Strawberries are like ice cubes. Orange juice is hot. Salad is cold. If these concepts don’t make sense, you’re not alone. That’s because I’m describing the energetic properties of food according to Chinese medicine. Your stomach is geared to prefer warm foods, or foods that can be more easily digested, but in West we don’t often pay attention to how foods impact or digestion and overall health.
We all know diet is an important factor in overall health, but you may be eating ‘healthy’ foods that are right not right for your body type. Nutrition is one of the five branches of Chinese medicine and correctly described the effects of food millennia before Western nutritionist came to scene.
In general, foods that are harder to digest are considered cold, whereas foods to nourish blood or increase body temperature are considered warm. That’s why lamb (the hottest of meats) is perfect on a cold winter evening, an watermelon is perfect for a summer day. What about Western medications? You guessed it: cold! That’s why medications cause an upset stomach.
In the summer consider cooling foods like celery, cucumber and watermelon. Drink green tea which is both cooling and rich in the antioxidant ECGC
In the fall eat foods that nourish the lungs and lay the foundation for immune health. Consider fruits with white flesh like apples and pears, nuts like walnuts, almonds, and almond milk. Avoid foods that are very hot in nature like coffee which can be a shock to this sensitive organ.
In the spring, it’s important to support the liver, both for its ability to clear toxins.

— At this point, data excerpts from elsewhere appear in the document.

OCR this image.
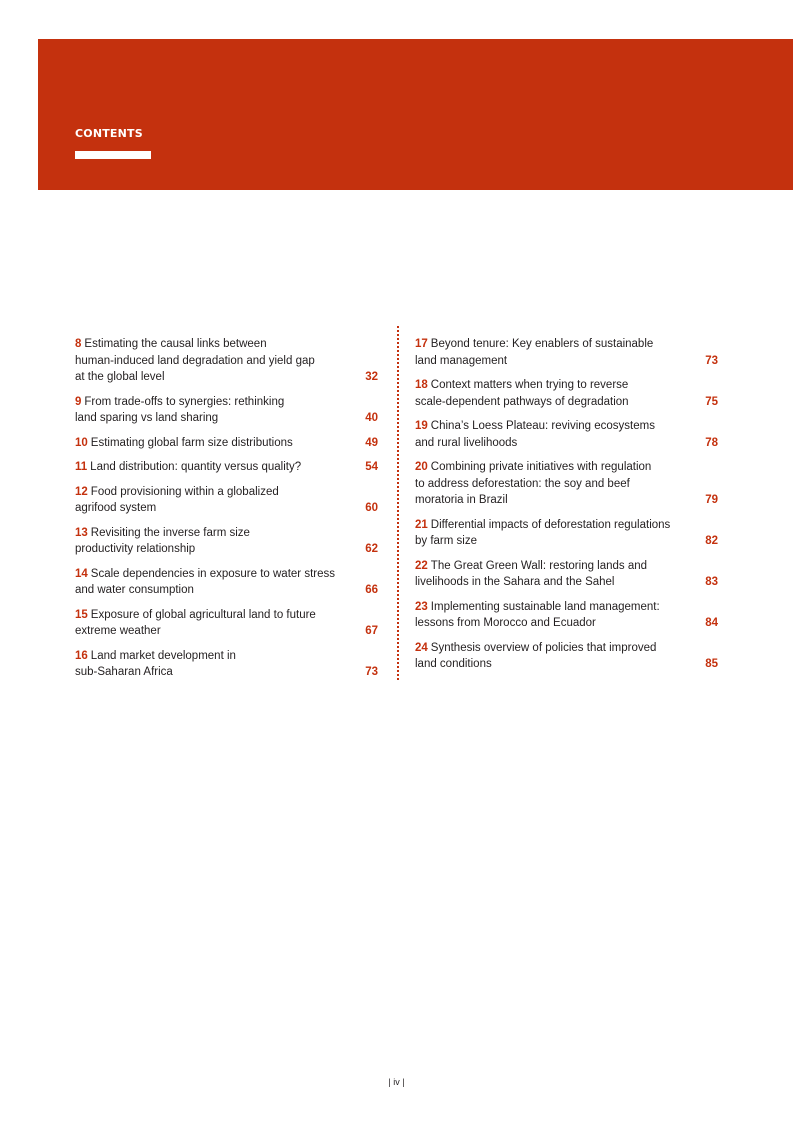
CONTENTS
8 Estimating the causal links between
human-induced land degradation and yield gap
at the global level	32
9 From trade-offs to synergies: rethinking
land sparing vs land sharing	40
10 Estimating global farm size distributions	49
11 Land distribution: quantity versus quality?	54
12 Food provisioning within a globalized
agrifood system	60
13 Revisiting the inverse farm size
productivity relationship	62
14 Scale dependencies in exposure to water stress
and water consumption	66
15 Exposure of global agricultural land to future
extreme weather	67
16 Land market development in
sub-Saharan Africa	73
17 Beyond tenure: Key enablers of sustainable
land management	73
18 Context matters when trying to reverse
scale-dependent pathways of degradation	75
19 China’s Loess Plateau: reviving ecosystems
and rural livelihoods	78
20 Combining private initiatives with regulation
to address deforestation: the soy and beef
moratoria in Brazil	79
21 Differential impacts of deforestation regulations
by farm size	82
22 The Great Green Wall: restoring lands and
livelihoods in the Sahara and the Sahel	83
23 Implementing sustainable land management:
lessons from Morocco and Ecuador	84
24 Synthesis overview of policies that improved
land conditions	85
| iv |
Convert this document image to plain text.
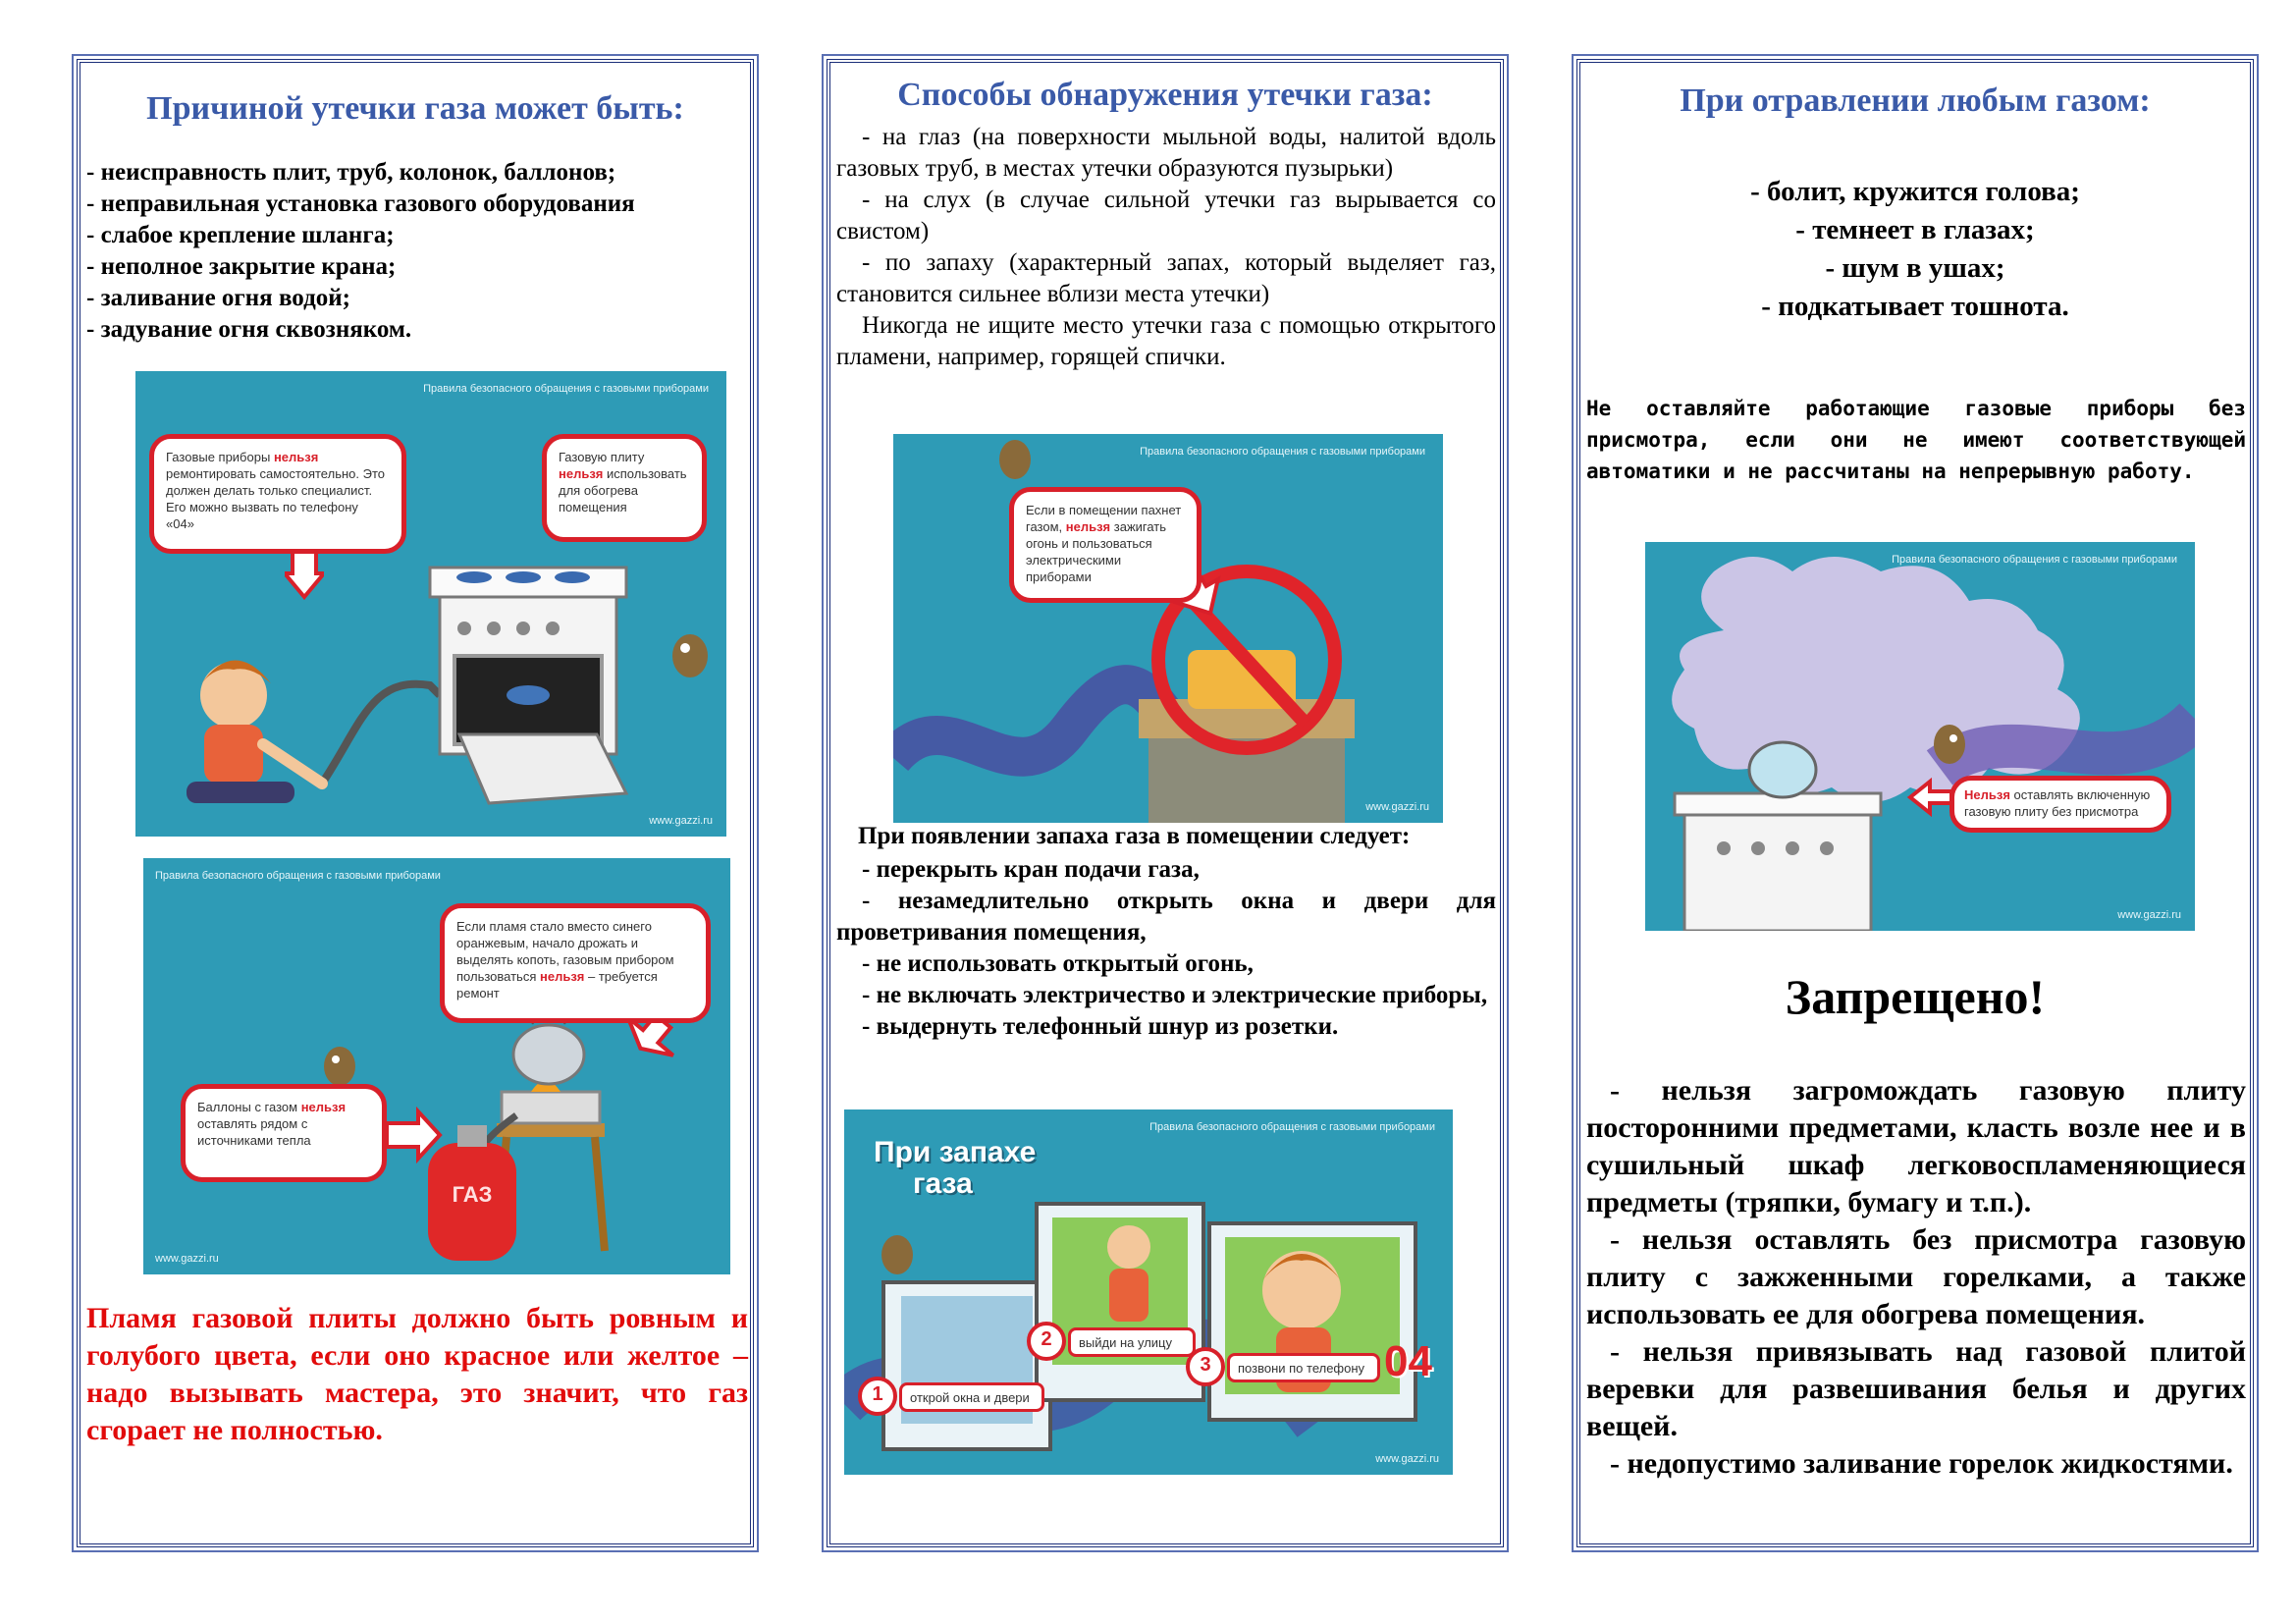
Причиной утечки газа может быть:
- неисправность плит, труб, колонок, баллонов;
- неправильная установка газового оборудования
- слабое крепление шланга;
- неполное закрытие крана;
- заливание огня водой;
- задувание огня сквозняком.
Правила безопасного обращения с газовыми приборами
Газовые приборы нельзя ремонтировать самостоятельно. Это должен делать только специалист. Его можно вызвать по телефону «04»
Газовую плиту нельзя использовать для обогрева помещения
www.gazzi.ru
Правила безопасного обращения с газовыми приборами
Если пламя стало вместо синего оранжевым, начало дрожать и выделять копоть, газовым прибором пользоваться нельзя – требуется ремонт
Баллоны с газом нельзя оставлять рядом с источниками тепла
ГАЗ
www.gazzi.ru
Пламя газовой плиты должно быть ровным и голубого цвета, если оно красное или желтое – надо вызывать мастера, это значит, что газ сгорает не полностью.
Способы обнаружения утечки газа:

- на глаз (на поверхности мыльной воды, налитой вдоль газовых труб, в местах утечки образуются пузырьки)

- на слух (в случае сильной утечки газ вырывается со свистом)

- по запаху (характерный запах, который выделяет газ, становится сильнее вблизи места утечки)

Никогда не ищите место утечки газа с помощью открытого пламени, например, горящей спички.

Правила безопасного обращения с газовыми приборами
Если в помещении пахнет газом, нельзя зажигать огонь и пользоваться электрическими приборами
www.gazzi.ru
При появлении запаха газа в помещении следует:

- перекрыть кран подачи газа,

- незамедлительно открыть окна и двери для проветривания помещения,

- не использовать открытый огонь,

- не включать электричество и электрические приборы,

- выдернуть телефонный шнур из розетки.

Правила безопасного обращения с газовыми приборами
При запахе
газа
1
2
3
открой окна и двери
выйди на улицу
позвони по телефону 04
www.gazzi.ru
При отравлении любым газом:
- болит, кружится голова;
- темнеет в глазах;
- шум в ушах;
- подкатывает тошнота.
Не оставляйте работающие газовые приборы без присмотра, если они не имеют соответствующей автоматики и не рассчитаны на непрерывную работу.
Правила безопасного обращения с газовыми приборами
Нельзя оставлять включенную газовую плиту без присмотра
www.gazzi.ru
Запрещено!

- нельзя загромождать газовую плиту посторонними предметами, класть возле нее и в сушильный шкаф легковоспламеняющиеся предметы (тряпки, бумагу и т.п.).

- нельзя оставлять без присмотра газовую плиту с зажженными горелками, а также использовать ее для обогрева помещения.

- нельзя привязывать над газовой плитой веревки для развешивания белья и других вещей.

- недопустимо заливание горелок жидкостями.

Consider cruciferous vegetables that are also slightly cooling in nature like broccoli. In Chinese medicine the liver has the role of moving qi (to relieve anger and frustrations). Foods like seaweed and mint can both facilitate this function.
In the winter, you’ll want to warm the body and nourish the kidneys. Eat vegetables like kale and winter squash and warming meats like lamb, venison, and beef. Avoid cold damp foods like turkey and cold foods like lettuce, raw vegetables, and soy.